The man who faced harsh questioning by faculty members Tuesday in a public forum was named the new University of Iowa president Thursday by the Board of Regents.
Bruce Harreld is a business consultant and former executive at IBM and the Boston Market restaurant chain. Faculty at the university had been against his selection because most of his experience is in corporate America, not academia.
Board of Regents president Bruce Rastetter says they chose the best candidate to make the school better. “What we wanted to do and what we ended up with is someone who has spent his life providing leadership in organizations that he’s been a part of,” Rastetter said, “in terms of collaborating, in terms of team building, in terms of reaching out to disparate groups and involving them, and developing a strategic plan on how you can get better, how you can go from great to greater and how you can be successful by working together collaboratively.”
The Board of Regents unanimously voted to hire Harreld, who spoke to reporters at a news conference in Iowa City.
“This is a great institution, but as I said to a number of faculty and students and the community the other day, great institutions don’t stay where they are,” Harreld said. “They either go up or they go down and I think we have a great opportunity here to go from great to greater — and it’s going to take a lot of work.”

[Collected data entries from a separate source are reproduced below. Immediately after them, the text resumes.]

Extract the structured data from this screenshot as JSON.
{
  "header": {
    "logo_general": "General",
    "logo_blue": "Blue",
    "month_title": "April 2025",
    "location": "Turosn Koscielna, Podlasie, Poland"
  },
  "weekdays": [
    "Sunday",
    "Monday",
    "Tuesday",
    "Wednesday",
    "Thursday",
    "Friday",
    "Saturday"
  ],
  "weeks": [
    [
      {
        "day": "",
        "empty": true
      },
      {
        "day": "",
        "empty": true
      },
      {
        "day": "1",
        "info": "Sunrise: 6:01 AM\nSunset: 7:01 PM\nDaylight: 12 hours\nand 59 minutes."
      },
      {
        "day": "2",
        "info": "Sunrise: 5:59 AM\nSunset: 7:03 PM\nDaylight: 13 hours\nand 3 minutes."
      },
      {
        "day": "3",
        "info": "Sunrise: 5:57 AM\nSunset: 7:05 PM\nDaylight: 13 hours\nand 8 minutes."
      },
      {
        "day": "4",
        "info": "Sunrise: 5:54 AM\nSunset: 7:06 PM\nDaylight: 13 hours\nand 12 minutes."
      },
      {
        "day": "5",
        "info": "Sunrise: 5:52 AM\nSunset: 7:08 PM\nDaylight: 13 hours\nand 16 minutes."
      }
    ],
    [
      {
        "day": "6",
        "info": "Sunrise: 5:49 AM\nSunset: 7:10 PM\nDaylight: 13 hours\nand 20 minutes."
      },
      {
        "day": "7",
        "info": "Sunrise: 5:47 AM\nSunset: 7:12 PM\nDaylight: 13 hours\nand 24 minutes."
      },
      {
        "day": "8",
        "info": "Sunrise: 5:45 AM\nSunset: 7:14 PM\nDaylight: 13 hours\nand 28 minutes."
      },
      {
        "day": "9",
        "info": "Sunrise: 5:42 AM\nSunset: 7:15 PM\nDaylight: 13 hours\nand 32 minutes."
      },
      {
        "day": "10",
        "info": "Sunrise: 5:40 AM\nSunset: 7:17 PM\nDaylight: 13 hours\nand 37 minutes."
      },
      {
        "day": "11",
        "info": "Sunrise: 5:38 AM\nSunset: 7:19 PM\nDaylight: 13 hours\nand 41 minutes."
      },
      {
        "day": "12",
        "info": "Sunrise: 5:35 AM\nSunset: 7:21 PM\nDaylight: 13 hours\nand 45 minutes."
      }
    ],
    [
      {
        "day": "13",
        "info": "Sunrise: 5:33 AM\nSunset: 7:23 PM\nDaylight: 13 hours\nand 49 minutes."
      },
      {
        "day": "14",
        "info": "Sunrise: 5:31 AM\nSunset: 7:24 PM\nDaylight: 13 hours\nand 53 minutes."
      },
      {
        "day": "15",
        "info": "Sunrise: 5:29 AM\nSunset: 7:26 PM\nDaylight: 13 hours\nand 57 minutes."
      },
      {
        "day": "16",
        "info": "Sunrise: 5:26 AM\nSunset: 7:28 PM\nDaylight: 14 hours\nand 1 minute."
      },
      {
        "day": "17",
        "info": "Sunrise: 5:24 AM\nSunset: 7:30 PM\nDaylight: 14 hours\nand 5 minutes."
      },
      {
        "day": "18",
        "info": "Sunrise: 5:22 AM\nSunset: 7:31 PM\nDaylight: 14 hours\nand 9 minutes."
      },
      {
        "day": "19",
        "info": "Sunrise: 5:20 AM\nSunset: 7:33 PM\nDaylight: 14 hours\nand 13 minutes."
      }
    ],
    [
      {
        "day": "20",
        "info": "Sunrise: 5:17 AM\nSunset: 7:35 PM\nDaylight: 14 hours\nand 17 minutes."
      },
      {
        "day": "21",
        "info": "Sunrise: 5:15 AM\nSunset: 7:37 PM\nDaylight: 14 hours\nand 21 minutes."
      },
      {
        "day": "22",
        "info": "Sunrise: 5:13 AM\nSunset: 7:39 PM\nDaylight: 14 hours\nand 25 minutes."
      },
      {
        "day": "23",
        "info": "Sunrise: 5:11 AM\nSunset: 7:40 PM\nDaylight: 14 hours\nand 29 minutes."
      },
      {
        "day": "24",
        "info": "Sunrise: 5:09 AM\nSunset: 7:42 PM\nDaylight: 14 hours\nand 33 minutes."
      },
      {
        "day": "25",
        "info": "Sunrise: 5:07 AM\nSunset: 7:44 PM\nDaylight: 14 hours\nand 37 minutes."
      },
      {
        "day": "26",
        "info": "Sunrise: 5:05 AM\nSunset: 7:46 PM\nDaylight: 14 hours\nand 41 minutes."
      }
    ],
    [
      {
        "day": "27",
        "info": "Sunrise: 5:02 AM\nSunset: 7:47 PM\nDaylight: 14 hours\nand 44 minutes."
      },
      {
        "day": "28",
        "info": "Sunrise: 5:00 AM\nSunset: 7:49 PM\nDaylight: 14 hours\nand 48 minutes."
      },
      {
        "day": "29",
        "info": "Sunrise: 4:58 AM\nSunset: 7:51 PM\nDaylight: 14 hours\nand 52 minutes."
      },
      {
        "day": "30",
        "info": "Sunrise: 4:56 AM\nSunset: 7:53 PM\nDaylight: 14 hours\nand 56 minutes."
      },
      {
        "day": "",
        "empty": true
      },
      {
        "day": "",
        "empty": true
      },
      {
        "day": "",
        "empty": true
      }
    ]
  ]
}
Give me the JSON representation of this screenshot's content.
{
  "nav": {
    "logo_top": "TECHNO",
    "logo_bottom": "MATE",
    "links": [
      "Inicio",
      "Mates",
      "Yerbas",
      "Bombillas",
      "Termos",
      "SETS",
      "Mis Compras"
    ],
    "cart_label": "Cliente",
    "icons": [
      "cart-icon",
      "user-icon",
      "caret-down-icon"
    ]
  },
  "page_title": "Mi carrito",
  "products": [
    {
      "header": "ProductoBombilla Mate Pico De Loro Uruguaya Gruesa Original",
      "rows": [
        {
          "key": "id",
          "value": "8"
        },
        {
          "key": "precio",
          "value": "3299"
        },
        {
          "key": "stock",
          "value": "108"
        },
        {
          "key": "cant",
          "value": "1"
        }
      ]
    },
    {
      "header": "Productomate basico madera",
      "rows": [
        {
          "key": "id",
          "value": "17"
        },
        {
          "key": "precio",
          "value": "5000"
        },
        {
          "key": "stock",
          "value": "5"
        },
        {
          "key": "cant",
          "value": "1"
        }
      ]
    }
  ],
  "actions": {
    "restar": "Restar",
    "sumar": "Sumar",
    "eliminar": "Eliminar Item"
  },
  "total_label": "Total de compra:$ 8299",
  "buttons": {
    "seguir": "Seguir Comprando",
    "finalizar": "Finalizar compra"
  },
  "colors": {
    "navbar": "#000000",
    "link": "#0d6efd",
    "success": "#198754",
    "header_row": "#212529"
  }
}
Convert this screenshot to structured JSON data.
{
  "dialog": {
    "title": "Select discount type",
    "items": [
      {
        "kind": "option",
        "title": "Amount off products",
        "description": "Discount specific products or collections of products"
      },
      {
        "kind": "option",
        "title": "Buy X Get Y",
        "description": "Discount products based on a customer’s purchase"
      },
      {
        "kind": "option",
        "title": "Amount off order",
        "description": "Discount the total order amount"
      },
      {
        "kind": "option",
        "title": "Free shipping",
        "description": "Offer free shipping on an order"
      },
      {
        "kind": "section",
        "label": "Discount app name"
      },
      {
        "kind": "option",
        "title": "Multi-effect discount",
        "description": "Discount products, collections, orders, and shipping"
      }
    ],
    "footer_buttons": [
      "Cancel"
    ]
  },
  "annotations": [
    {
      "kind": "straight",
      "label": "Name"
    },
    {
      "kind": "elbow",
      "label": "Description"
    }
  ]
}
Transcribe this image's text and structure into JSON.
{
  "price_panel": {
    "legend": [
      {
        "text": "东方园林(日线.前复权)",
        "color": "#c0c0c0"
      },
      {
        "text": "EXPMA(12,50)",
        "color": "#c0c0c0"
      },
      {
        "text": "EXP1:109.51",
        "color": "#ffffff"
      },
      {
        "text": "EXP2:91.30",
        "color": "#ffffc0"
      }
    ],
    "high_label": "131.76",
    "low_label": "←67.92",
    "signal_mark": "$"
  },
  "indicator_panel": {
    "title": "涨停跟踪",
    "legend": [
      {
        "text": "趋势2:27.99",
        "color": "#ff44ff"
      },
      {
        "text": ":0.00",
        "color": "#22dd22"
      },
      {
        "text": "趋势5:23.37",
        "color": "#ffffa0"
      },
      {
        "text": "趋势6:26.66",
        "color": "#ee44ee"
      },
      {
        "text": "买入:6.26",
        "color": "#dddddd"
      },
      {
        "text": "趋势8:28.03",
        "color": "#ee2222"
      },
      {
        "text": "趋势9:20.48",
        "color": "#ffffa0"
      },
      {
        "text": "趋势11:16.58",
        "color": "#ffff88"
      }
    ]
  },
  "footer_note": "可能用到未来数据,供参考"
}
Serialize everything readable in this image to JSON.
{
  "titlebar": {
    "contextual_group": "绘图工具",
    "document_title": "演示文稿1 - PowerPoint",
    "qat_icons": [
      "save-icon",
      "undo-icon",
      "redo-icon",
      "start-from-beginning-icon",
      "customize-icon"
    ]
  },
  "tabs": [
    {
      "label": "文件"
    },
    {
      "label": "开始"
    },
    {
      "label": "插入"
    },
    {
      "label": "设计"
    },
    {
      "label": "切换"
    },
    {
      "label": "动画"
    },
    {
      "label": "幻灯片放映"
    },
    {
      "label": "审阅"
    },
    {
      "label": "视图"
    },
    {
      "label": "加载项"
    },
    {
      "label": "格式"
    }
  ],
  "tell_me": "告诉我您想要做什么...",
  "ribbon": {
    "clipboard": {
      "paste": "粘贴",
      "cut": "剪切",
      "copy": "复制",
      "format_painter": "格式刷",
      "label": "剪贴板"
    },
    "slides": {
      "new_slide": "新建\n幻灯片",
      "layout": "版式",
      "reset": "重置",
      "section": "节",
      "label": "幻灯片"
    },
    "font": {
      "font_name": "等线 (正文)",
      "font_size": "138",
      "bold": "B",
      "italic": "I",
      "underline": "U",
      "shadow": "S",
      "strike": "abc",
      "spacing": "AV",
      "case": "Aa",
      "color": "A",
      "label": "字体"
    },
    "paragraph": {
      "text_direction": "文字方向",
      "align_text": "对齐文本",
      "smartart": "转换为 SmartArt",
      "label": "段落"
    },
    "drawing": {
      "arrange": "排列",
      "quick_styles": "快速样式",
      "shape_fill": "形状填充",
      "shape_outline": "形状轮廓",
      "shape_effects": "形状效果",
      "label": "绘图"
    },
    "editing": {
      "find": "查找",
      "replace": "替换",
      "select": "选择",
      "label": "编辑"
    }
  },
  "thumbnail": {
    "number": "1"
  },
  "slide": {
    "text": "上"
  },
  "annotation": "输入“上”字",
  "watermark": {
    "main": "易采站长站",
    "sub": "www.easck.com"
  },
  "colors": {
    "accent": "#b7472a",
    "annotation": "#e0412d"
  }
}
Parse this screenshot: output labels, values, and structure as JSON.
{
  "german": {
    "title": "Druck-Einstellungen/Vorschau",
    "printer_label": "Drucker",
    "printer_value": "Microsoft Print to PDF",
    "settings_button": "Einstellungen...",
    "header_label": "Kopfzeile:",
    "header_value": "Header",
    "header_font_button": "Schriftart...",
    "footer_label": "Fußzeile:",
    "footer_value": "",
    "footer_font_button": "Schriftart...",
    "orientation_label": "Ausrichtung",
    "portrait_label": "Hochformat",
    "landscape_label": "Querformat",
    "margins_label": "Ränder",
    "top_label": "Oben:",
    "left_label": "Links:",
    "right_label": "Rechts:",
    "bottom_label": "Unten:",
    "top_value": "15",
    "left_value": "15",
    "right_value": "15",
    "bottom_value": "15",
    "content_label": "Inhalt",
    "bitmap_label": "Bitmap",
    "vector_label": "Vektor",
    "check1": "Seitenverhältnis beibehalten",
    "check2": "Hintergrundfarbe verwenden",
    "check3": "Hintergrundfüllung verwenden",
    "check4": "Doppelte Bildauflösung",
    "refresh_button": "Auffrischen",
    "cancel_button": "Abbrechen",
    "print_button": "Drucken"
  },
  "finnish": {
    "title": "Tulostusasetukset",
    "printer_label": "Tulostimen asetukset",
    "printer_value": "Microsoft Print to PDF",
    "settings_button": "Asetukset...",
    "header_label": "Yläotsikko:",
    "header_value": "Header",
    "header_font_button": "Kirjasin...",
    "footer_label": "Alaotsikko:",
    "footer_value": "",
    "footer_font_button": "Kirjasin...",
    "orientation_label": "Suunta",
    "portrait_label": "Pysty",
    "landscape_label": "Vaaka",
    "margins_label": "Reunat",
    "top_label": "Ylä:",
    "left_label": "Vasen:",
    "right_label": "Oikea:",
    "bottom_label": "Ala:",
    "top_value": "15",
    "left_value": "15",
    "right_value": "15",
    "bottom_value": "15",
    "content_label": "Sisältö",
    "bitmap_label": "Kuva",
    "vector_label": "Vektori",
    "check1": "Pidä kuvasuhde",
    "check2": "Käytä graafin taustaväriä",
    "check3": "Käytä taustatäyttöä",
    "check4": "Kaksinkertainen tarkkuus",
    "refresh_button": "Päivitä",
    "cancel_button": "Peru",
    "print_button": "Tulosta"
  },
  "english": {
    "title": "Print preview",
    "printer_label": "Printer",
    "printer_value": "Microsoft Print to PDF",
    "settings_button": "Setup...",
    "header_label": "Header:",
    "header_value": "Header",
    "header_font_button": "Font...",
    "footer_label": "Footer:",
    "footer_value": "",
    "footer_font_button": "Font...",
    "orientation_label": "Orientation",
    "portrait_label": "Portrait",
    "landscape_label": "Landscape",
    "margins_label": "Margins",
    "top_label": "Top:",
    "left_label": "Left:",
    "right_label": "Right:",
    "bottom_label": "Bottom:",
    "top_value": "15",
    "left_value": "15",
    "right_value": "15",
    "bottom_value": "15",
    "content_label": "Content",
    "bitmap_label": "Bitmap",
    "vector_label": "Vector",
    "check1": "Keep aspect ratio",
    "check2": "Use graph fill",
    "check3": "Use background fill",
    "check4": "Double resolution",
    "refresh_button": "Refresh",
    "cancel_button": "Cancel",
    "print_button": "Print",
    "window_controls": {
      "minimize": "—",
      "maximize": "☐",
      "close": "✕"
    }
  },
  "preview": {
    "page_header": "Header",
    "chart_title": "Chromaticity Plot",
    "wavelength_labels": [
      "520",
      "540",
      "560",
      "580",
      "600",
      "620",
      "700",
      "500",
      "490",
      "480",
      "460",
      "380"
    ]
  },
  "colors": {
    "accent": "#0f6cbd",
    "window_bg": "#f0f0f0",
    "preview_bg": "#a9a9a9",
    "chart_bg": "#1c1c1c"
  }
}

Harreld acknowedged the concern on campus about his choice as a candidate. “I will be the first to admit that my unusual background requires a lot of help, a lot of coaching and I’m going to turn to a lot of the people that were highly critical and really tough on me the other day and ask them if they would be really great mentors and teachers and I suspect and hope all of them will,” Harreld told reporters. “And I know you have a lot of questions of what I’m going to do and that basically is I’m going to do at the outset. I’m going to listen. I’m going to learn and it’s all towards the notion of reinvesting in our core and moving ourselves from great to greater.”
Harreld was asked Tuesday in the forum why he even applied for the job and replied that he thinks he can make a difference. He was asked how he plans to do that.”First of all, throughout the day on Tuesday I met with various constituencies, I heard a number of issues. And I need to go right back to those constituencies and get some sense of order of magnitude and importance and work with them to get them working on improving on a number of issues that they have raised,” Harreld says. “So I’ll be reaching out.”
Harreld says he is a strong believer in “shared governance” and that is what it will take for him to be successful.
“I’m sure we all noticed a little bit of tension on Tuesday — and I think that’s fair — but now we need to move on. Part of that is I need to reach out the people who legitimately think I am not qualified or have gaps, and say ‘will you help me and how can I help you?’,” Harreld says. “So I’ll be working at both of those. And as I am reaching out I will be listening and learning and thinking myself.”
Harreld was asked how the importance of winning over the faculty, and he says it’s very important as “we are here to teach, we are here to learn.” He says he’s already heard from the faculty about “gaps” in what the university does and he wants to work with them to address those gaps.
“If in fact we beat heads — which I doubt very seriously we will — then you have problems. But, I’m not looking for a fight, what I am looking for is to make this institution better, and the faculty are the key role in that process,” according to Harreld.
Regents president, Bruce Rastetter, was asked if it is a risk hiring someone like Harreld who has never held an administrative position at a university. “No I, no I don’t. And I think when you look around the country the complexity of the job of president has resulted in a number of places moving to more non-traditional candidates,” Rastetter says.
A reporter followed up and asked if the hiring sends the message that the university will be run more like a business. “No, no it doesn’t. It sends the message that how we improve the quality of programs and outcomes for students in a continued greater way,” Rastetter says. “Because we also believe that the status quo isn’t acceptable. That there are great people at this university and as we continue to focus on how do we provide the resources, how do we strategically plan, how does the board support that strategic plan to move the university forward. I think all of those factors go into it.”
He talked about the things that sold the board on Harreld over the other three candidates. “His life history of collaboration, of bringing organizations and teams together. Of leadership skills that are principled and value input. Shared governance is extremely important to the board,” Rastetter says.
The Board of Regents approved a 5-year contract for Harreld at $590,000 a year. Former president Sally Mason made $525,828 when she retired. Rastetter says they offered Harreld more money to bring his salary in line with other similar institutions. He will also receive a 5-year deferred compensation package of $200,000.